When loading a csv file into an HBase table, some bad lines are dropped. How I can identify which lines are dropped?
A similar case is here. https://community.hortonworks.com/questions/73985/no-data-shown-in-hbase-after-importtsv.html
Running ImportTsv generates big log files, as mentioned here. https://community.hortonworks.com/articles/4942/import-csv-data-into-hbase-using-importtsv.html.
Maybe the log file can help me but I do not know where those log files are. I expect they are in hadoop storage, rather than linux local storage. So I look into the my hadoop path /app-logs/hdfs/logs/application_1557438882545_0077. The folder name "application_1557438882545_0077" is the mapreduce job id. There is one file inside this folder and the file name is name1.abc.local_45454_1562965335601. This file is not in a human-readable format.
If you inspect the Mapper log files, you should be able to find mention of an unparseable row when one is processed. You may have to increase the log level from INFO to DEBUG.
Each Mapper is assigned an InputSplit which will be a contiguous group of lines from the input files that you specified (e.g. fileA lines 50 through 200). You can also use this information to work backwards.
Thanks for the reply. Where can I find those mapper log files? I tried the job tracker UI (port 8088) via the Ambari link "Yarn - ResourceManagerUI", but could not find any log record. I did locate the map reduce jo/application id.

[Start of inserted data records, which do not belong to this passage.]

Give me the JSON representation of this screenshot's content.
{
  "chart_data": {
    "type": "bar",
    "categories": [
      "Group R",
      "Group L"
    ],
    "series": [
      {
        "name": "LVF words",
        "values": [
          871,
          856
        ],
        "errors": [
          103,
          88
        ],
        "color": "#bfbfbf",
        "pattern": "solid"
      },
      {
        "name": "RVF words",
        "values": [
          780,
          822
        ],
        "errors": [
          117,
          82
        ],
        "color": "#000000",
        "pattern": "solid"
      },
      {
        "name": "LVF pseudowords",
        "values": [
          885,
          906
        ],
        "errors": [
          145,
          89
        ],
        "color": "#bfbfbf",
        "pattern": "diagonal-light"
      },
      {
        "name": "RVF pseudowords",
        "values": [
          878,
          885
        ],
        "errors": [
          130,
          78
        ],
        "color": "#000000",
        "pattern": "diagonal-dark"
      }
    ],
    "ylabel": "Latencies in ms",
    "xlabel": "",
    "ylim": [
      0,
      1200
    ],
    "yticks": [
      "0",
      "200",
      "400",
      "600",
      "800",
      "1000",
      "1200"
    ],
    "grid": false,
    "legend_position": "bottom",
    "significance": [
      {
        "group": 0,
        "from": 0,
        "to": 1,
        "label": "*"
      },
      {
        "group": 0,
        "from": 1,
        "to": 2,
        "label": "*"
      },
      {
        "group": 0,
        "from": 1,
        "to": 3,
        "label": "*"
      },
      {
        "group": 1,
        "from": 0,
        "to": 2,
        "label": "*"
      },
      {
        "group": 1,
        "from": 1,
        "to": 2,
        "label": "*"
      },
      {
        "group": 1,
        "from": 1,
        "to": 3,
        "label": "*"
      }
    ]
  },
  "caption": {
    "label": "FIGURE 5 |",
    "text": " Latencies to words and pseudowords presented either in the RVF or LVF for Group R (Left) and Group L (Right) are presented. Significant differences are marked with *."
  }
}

On the "logs" tab for this job, I picked the only one attempt "appattempt_1557438882545_0078_00001", then I got the message "No container data available!"
By the way, on the Job Tracker UI page for this job, I saw a link to "Log", but that log page does not look like a mapper log, it contains sections for different log types, such as directory info, launch_container.sh, … , stderr, stdout, and syslog.
In addition, on the Ambari - YARN - Configs - Advance page, the "Enable Log Aggregation" is set to be enabled.